Let me ask Dr. Lipp, chairman of our Graz neuroendocrine tumor board, what today’s therapy would be if the diagnosis had been made while the patient was still alive.

In the case that the patient would have gained initial symptom control, the recommended next treatment step should be the application of a long-acting somatostatin analogue, such as octreotide or lanreotide, which blocks the release of VIP from tumor tissue and improves symptoms [44]. It has also shown some antiproliferative and antitumor effects in patients with gastroenteropancreatic NETs [46, 47]. Nearly all patients with VIPoma show high somatostatin receptor expression in tumor cells. This allows easy visualization with ⁶⁸Ga-DOTA-NOC positron emission tomography (PET)/CT with higher sensitivity and specificity as compared to CT or MR imaging [48, 49]. If the tumor has not spread to other organs, surgery would be the first choice. For metastatic disease in the presence of a nearly normal kidney function and satisfactory red and white blood cell counts, peptide radioligand therapy with a beta-emitting radionuclide-labeled somatostatin analogue, such as ¹⁷⁷Lu-DOTA-TATE would be a second-line therapeutic option. The prospective, phase III NETTER‑1 trial has shown in patients with gastroenteric midgut NETs and progressive disease at study entry, a risk reduction of tumor progression in up to 79% as compared to octreotide-LAR 60 mg [50]. In patients with VIPoma refractory to somatostatin analogues, other treatment options (however, with only limited evidence from prospective studies) would include glucocorticoids, interferon-alpha, everolimus and sunitinib [51, 52]. Systemic chemotherapy such as the doxorubicin/streptozocin or temozolomide-based regimens should be used only in patients with progressive bulky tumors or patients with widespread disease [53].

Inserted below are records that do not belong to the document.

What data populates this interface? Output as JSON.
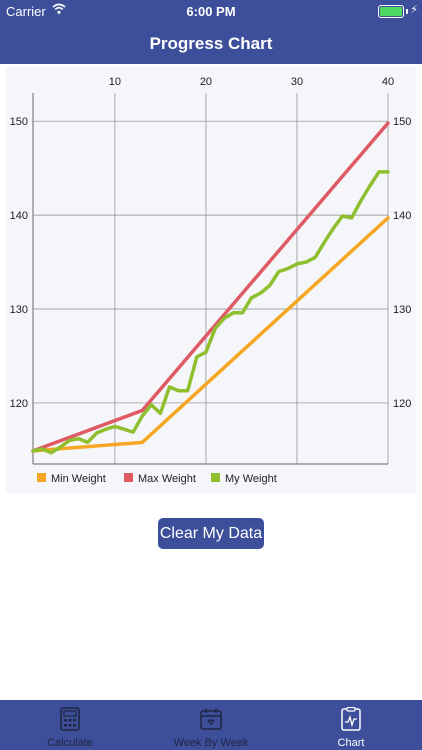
{
  "status_bar": {
    "carrier": "Carrier",
    "time": "6:00 PM"
  },
  "header": {
    "title": "Progress Chart"
  },
  "chart_data": {
    "type": "line",
    "title": "",
    "xlabel": "",
    "ylabel": "",
    "xlim": [
      1,
      40
    ],
    "ylim": [
      113.5,
      153
    ],
    "x_ticks": [
      10,
      20,
      30,
      40
    ],
    "y_ticks": [
      120,
      130,
      140,
      150
    ],
    "grid": true,
    "legend_position": "bottom-left",
    "series": [
      {
        "name": "Min Weight",
        "color": "#f5a623",
        "points": [
          [
            1,
            114.9
          ],
          [
            13,
            115.8
          ],
          [
            40,
            139.7
          ]
        ]
      },
      {
        "name": "Max Weight",
        "color": "#e05a64",
        "points": [
          [
            1,
            114.9
          ],
          [
            13,
            119.2
          ],
          [
            40,
            149.8
          ]
        ]
      },
      {
        "name": "My Weight",
        "color": "#8fbf2f",
        "points": [
          [
            1,
            114.9
          ],
          [
            2,
            115.1
          ],
          [
            3,
            114.7
          ],
          [
            4,
            115.3
          ],
          [
            5,
            116.0
          ],
          [
            6,
            116.2
          ],
          [
            7,
            115.8
          ],
          [
            8,
            116.8
          ],
          [
            9,
            117.2
          ],
          [
            10,
            117.5
          ],
          [
            11,
            117.2
          ],
          [
            12,
            116.9
          ],
          [
            13,
            118.6
          ],
          [
            14,
            119.8
          ],
          [
            15,
            118.9
          ],
          [
            16,
            121.7
          ],
          [
            17,
            121.3
          ],
          [
            18,
            121.3
          ],
          [
            19,
            124.9
          ],
          [
            20,
            125.4
          ],
          [
            21,
            127.9
          ],
          [
            22,
            129.0
          ],
          [
            23,
            129.6
          ],
          [
            24,
            129.6
          ],
          [
            25,
            131.2
          ],
          [
            26,
            131.7
          ],
          [
            27,
            132.5
          ],
          [
            28,
            134.0
          ],
          [
            29,
            134.3
          ],
          [
            30,
            134.8
          ],
          [
            31,
            135.0
          ],
          [
            32,
            135.5
          ],
          [
            33,
            137.1
          ],
          [
            34,
            138.6
          ],
          [
            35,
            139.9
          ],
          [
            36,
            139.7
          ],
          [
            37,
            141.5
          ],
          [
            38,
            143.1
          ],
          [
            39,
            144.6
          ],
          [
            40,
            144.6
          ]
        ]
      }
    ]
  },
  "actions": {
    "clear_label": "Clear My Data"
  },
  "tabs": [
    {
      "label": "Calculate",
      "icon": "calculator-icon"
    },
    {
      "label": "Week By Week",
      "icon": "calendar-icon"
    },
    {
      "label": "Chart",
      "icon": "chart-icon",
      "active": true
    }
  ],
  "colors": {
    "accent": "#3d4f9b",
    "tab_inactive": "#1f2540"
  }
}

This is a very interesting and instructive case of a patient with VIPoma syndrome due to a neuroendocrine tumor, most likely a neuroendocrine-differentiated prostate cancer caused by antiandrogenic therapy. In my experience an estimated 20% of patients with NETs have a second tumor in their history with prostate cancer being one of the most frequently observed entities.